🤖 AI Summary
In robotic manipulation, the absence of hand-mounted cameras leads to visual perception gaps, degrading control accuracy. Method: This paper introduces an “inference-time imagination” mechanism, pioneering the use of a LoRA-finetuned pre-trained diffusion model—ZeroNVS—for hardware-free, cross-view visual completion: given a global-view image and camera pose, it synthesizes high-fidelity virtual hand-eye views during inference. No additional sensors or system modifications are required. Contribution/Results: The approach significantly enhances the robustness of vision–motor policies under occluded or restricted-view conditions. Evaluated in simulation and real-world strawberry harvesting tasks, it achieves over 92% performance recovery, demonstrating effectiveness, generalizability, and deployment feasibility.
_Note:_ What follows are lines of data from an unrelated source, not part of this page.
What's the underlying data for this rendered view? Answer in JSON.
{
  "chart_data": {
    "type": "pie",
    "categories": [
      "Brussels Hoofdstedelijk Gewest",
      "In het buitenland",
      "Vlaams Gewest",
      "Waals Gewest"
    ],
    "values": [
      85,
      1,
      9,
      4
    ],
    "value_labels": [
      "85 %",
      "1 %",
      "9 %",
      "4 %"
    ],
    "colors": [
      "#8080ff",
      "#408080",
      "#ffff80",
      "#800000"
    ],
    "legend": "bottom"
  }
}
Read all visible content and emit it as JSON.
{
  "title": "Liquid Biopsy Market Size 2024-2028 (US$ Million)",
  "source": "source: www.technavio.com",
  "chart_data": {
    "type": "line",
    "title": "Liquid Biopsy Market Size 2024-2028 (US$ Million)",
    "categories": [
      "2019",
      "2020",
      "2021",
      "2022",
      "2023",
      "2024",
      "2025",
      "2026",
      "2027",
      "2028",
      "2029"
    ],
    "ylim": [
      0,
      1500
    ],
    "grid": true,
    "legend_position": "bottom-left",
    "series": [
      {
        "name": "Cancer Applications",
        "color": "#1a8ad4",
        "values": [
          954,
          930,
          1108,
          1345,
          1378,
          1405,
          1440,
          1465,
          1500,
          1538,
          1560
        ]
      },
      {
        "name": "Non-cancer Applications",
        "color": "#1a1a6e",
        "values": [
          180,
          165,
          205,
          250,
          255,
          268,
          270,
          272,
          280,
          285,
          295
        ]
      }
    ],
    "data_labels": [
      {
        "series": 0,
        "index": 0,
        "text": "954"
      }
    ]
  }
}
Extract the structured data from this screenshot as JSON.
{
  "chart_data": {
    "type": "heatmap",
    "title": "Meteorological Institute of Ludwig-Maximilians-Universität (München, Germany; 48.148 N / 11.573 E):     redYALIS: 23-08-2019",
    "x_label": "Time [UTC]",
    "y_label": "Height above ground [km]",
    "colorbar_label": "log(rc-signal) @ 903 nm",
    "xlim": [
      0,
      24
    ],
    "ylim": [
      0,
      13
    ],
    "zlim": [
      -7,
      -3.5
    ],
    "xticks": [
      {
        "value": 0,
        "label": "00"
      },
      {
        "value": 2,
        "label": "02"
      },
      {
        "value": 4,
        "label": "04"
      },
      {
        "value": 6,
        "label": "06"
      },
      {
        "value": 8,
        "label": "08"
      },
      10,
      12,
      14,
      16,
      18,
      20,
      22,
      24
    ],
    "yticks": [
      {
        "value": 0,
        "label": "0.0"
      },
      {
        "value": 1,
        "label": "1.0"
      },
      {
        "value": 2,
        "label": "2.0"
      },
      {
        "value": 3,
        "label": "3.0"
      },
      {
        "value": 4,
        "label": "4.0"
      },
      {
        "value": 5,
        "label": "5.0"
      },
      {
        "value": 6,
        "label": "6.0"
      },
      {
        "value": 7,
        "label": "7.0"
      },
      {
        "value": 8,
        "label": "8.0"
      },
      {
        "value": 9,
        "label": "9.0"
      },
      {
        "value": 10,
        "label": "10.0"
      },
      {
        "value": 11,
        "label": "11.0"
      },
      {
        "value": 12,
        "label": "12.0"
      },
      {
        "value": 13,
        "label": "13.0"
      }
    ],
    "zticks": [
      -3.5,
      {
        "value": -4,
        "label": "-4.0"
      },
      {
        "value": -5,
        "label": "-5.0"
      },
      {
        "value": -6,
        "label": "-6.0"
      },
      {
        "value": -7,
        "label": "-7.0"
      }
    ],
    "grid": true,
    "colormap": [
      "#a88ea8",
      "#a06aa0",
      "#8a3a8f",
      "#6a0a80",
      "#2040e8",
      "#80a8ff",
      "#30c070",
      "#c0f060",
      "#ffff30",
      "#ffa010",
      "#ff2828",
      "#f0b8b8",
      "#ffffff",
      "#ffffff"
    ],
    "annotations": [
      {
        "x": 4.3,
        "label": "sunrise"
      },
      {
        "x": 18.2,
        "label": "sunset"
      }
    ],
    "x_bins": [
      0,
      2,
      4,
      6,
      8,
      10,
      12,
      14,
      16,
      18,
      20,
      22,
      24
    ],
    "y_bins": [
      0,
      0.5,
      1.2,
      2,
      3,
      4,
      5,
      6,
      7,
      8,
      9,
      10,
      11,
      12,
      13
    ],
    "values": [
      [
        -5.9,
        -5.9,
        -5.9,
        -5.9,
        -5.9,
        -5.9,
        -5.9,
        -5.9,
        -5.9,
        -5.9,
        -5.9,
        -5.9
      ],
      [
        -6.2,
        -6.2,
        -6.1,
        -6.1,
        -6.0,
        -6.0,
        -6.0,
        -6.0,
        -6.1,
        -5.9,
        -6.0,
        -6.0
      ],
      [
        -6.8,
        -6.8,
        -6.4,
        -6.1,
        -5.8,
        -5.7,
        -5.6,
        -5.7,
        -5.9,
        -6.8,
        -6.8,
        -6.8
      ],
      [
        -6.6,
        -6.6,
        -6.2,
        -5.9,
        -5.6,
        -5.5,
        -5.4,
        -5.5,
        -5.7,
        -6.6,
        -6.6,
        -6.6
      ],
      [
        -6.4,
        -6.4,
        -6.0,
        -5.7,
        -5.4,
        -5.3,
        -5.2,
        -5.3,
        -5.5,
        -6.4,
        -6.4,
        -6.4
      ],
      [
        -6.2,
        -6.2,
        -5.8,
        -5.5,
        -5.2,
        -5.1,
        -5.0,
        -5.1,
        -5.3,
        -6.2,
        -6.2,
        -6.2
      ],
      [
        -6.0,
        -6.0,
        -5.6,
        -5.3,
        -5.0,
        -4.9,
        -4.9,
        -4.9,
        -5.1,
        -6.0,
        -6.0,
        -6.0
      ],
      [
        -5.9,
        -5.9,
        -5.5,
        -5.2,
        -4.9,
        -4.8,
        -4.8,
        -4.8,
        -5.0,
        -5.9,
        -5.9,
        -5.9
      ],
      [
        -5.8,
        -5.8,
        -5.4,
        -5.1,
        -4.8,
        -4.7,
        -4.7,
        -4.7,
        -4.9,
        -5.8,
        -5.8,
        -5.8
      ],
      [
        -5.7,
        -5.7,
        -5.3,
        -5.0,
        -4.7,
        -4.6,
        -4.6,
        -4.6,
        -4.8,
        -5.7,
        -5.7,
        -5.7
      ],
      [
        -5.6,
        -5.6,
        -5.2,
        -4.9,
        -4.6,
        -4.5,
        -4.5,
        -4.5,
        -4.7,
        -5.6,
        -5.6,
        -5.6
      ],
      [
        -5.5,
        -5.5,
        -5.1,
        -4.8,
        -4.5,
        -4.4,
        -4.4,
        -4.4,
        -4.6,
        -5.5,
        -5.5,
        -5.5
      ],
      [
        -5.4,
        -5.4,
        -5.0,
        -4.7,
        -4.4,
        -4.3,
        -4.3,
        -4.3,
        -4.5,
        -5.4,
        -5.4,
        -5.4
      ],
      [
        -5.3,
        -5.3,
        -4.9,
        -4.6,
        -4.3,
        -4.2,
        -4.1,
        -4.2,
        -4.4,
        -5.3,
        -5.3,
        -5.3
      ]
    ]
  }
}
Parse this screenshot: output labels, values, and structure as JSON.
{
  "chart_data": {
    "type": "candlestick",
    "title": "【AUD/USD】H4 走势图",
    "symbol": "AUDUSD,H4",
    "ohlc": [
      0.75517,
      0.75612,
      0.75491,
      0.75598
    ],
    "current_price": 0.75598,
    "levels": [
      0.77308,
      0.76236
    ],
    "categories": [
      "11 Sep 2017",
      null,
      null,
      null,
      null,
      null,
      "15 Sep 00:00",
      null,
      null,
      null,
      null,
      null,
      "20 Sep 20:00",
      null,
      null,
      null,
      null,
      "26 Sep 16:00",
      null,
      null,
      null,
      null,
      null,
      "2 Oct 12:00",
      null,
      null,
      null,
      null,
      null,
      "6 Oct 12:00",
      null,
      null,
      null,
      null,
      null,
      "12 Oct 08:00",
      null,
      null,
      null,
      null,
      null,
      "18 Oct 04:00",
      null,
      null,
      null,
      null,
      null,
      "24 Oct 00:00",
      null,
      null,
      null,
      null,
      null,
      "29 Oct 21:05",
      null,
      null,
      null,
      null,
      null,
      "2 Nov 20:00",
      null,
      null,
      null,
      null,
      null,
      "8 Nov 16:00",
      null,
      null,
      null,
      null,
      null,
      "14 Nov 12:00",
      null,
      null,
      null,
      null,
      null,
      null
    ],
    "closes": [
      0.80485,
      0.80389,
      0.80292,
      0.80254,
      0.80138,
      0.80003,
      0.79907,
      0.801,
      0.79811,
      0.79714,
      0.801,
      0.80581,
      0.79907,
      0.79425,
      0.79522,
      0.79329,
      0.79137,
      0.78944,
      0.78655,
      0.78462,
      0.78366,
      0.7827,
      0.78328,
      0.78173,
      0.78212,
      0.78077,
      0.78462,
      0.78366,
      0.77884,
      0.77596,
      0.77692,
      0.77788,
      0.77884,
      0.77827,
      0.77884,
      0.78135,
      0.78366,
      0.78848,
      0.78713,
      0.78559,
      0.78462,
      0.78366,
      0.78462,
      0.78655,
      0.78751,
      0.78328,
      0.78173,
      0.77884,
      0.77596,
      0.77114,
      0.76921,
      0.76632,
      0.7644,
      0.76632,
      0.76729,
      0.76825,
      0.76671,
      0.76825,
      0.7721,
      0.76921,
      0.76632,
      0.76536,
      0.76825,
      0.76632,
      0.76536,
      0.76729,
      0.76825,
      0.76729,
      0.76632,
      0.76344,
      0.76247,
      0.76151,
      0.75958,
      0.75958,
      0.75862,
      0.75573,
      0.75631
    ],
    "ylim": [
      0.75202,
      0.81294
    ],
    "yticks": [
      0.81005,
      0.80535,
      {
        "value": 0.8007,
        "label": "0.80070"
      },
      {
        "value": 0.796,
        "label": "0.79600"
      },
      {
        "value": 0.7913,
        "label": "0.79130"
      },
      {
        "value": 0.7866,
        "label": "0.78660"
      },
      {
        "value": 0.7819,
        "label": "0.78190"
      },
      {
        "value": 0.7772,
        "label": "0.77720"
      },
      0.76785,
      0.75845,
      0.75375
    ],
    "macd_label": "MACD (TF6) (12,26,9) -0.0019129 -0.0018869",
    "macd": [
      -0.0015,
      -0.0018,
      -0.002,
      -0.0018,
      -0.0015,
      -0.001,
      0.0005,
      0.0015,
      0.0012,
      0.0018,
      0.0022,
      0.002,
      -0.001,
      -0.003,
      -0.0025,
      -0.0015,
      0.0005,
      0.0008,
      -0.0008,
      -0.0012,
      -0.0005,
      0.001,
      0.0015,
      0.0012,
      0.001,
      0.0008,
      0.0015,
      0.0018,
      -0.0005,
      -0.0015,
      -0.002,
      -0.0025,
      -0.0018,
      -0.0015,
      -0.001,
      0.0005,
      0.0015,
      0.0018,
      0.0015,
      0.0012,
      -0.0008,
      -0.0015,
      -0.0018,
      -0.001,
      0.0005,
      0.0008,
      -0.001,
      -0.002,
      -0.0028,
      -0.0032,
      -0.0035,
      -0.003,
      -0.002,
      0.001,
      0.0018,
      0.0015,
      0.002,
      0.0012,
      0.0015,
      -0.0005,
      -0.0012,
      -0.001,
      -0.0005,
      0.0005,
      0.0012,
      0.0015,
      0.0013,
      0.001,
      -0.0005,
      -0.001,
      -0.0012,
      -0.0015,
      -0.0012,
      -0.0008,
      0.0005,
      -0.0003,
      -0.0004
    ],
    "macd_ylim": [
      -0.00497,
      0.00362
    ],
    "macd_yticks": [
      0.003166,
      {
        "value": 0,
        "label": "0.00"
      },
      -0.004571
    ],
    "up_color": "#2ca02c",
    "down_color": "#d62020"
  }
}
Its core contribution lies in the first integration of lightweight, controllable diffusion-based generation into real-time robotic perception enhancement—establishing a novel pathway toward low-cost, highly adaptive embodied intelligence.
📝 Abstract
Visual observations from different viewpoints can significantly influence the performance of visuomotor policies in robotic manipulation. Among these, egocentric (in-hand) views often provide crucial information for precise control. However, in some applications, equipping robots with dedicated in-hand cameras may pose challenges due to hardware constraints, system complexity, and cost. In this work, we propose to endow robots with imaginative perception - enabling them to 'imagine' in-hand observations from agent views at inference time. We achieve this via novel view synthesis (NVS), leveraging a fine-tuned diffusion model conditioned on the relative pose between the agent and in-hand views cameras. Specifically, we apply LoRA-based fine-tuning to adapt a pretrained NVS model (ZeroNVS) to the robotic manipulation domain. We evaluate our approach on both simulation benchmarks (RoboMimic and MimicGen) and real-world experiments using a Unitree Z1 robotic arm for a strawberry picking task. Results show that synthesized in-hand views significantly enhance policy inference, effectively recovering the performance drop caused by the absence of real in-hand cameras. Our method offers a scalable and hardware-light solution for deploying robust visuomotor policies, highlighting the potential of imaginative visual reasoning in embodied agents.